How are BioTags™ detected?

BioTags are detectable in trace amounts, well below parts-per-million. Samples can be tested with handheld detection kits on-site, or sent to Index or a trusted third party lab for detection using common molecular techniques.

Our Technology Page has more details on how BioTags are made, applied and detected.

How is information related to a BioTag™ collected and does it compete with existing digital traceability systems?

Every BioTag includes a unique identifying sequence that is stored in Trailhead™, Index’s digital registry. Trailhead acts as the link between the physical BioTag and the digital supply chain, and can be securely integrated with existing traceability software through a simple API. Trailhead entries contain data related to its manufacturing, client and intended use, along with any additional information that may be relevant to the value chain.

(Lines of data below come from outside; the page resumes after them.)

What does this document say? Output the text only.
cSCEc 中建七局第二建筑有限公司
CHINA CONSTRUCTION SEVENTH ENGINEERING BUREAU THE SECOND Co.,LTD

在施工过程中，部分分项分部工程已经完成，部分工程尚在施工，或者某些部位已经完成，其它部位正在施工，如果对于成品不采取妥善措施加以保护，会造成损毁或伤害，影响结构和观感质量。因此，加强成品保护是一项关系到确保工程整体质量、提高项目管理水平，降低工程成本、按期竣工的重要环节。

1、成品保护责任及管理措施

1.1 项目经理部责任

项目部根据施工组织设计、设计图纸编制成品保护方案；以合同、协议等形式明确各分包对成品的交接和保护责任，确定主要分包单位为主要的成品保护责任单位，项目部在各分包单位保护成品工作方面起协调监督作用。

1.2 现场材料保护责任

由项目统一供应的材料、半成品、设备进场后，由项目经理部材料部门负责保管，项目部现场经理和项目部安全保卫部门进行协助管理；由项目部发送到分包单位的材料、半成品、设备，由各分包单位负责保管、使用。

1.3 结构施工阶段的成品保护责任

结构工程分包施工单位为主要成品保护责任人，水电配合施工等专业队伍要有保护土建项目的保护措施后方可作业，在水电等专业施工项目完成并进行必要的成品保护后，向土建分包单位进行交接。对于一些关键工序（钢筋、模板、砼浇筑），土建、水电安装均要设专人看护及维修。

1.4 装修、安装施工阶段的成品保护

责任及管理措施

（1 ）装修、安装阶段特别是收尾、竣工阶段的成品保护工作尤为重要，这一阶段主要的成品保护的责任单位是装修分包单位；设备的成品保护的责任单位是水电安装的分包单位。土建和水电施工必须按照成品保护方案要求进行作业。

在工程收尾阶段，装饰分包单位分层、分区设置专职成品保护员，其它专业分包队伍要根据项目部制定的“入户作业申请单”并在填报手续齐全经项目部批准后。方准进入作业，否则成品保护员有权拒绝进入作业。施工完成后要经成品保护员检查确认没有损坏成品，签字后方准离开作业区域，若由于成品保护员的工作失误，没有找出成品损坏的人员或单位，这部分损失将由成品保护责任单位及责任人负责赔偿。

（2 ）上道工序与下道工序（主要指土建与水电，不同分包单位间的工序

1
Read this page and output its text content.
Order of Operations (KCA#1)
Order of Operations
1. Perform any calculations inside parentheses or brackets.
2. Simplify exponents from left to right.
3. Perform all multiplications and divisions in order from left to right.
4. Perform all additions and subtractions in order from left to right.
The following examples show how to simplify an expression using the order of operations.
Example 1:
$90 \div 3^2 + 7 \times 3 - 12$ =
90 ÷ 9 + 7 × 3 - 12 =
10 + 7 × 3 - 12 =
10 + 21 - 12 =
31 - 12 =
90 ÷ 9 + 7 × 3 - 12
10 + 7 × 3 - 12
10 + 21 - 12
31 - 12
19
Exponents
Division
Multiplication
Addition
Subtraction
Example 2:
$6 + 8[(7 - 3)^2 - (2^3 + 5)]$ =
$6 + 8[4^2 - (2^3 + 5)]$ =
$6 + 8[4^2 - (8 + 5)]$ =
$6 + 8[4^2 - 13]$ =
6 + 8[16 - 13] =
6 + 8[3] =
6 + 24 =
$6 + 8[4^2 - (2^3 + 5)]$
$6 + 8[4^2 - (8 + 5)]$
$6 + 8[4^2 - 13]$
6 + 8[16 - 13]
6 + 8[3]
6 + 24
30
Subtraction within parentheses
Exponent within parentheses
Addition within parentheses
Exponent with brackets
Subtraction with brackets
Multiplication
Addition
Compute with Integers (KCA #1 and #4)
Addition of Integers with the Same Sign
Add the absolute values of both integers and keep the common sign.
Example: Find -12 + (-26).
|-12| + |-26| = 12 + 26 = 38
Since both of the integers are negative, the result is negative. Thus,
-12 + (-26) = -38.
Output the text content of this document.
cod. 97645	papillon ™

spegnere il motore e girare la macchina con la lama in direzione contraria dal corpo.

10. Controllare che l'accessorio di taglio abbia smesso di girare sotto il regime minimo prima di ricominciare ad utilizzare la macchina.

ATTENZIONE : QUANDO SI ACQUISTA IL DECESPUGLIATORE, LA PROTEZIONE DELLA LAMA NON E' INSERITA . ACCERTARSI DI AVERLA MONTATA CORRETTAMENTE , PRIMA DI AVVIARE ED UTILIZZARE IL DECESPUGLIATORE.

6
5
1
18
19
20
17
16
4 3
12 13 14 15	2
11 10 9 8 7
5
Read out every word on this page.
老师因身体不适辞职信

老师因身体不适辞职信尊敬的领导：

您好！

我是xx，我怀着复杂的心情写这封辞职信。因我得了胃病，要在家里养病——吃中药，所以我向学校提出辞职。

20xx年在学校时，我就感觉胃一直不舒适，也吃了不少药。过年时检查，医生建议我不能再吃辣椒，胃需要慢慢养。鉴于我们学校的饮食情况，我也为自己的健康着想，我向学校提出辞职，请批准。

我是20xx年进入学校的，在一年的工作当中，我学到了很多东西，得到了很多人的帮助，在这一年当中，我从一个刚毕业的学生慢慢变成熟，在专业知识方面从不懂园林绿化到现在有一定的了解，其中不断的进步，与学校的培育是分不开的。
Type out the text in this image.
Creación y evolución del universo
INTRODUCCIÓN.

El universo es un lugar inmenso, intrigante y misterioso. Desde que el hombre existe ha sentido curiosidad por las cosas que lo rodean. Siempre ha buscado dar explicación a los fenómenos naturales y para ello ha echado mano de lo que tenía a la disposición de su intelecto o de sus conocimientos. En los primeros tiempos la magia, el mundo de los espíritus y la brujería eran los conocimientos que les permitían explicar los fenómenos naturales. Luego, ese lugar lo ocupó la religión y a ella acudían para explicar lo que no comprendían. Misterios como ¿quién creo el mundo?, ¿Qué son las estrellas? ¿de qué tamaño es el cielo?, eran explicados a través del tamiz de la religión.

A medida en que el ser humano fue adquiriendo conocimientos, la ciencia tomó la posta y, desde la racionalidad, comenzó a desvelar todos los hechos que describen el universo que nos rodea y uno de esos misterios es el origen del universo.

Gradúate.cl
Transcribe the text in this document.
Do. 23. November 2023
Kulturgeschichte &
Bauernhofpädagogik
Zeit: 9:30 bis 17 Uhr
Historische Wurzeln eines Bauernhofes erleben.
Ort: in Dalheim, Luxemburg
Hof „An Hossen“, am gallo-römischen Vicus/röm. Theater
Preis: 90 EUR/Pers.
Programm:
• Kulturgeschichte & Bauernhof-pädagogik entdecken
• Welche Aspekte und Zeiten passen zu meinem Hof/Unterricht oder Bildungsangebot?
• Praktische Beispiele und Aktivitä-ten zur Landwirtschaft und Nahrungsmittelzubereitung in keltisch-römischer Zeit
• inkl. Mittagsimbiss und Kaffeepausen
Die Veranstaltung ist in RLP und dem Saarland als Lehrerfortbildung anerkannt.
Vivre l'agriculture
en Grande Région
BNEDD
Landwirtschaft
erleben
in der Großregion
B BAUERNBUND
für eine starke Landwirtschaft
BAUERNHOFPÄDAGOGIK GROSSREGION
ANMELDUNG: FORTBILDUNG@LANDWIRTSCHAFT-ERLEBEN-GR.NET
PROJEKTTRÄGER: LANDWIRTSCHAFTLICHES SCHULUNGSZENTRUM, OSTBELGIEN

What are some examples of ways that BioTags™ can be used to solve common and costly supply chain challenges?

Our Use Cases Page details how BioTags can be used in a variety of industries. An illustrative example is below:

Currently, to find a source of E. coli contamination in romaine lettuce, regulators and industry need to trace that lettuce back to its origins in a farmer’s field. The search is complicated by a number of factors: the packaging is often discarded; the supply chain participants’ best practices require only one step forward, one step back information; the chain of custody is almost always broken and subject to human error; and most supply chain participants still track using paper systems.

By BioTagging a head of romaine lettuce in field, regulators and industry can identify the exact field, grower, region, lot/row, and harvest date, within minutes. It doesn’t matter what packaging (if any) it ends up in or if it is in a bag of mixed greens with lettuce leaves from many different heads of lettuce, or where in the world it ends up. Starting the investigation at the product's origin and following its path forward through the supply chain saves time and money, and promotes a healthy supply chain.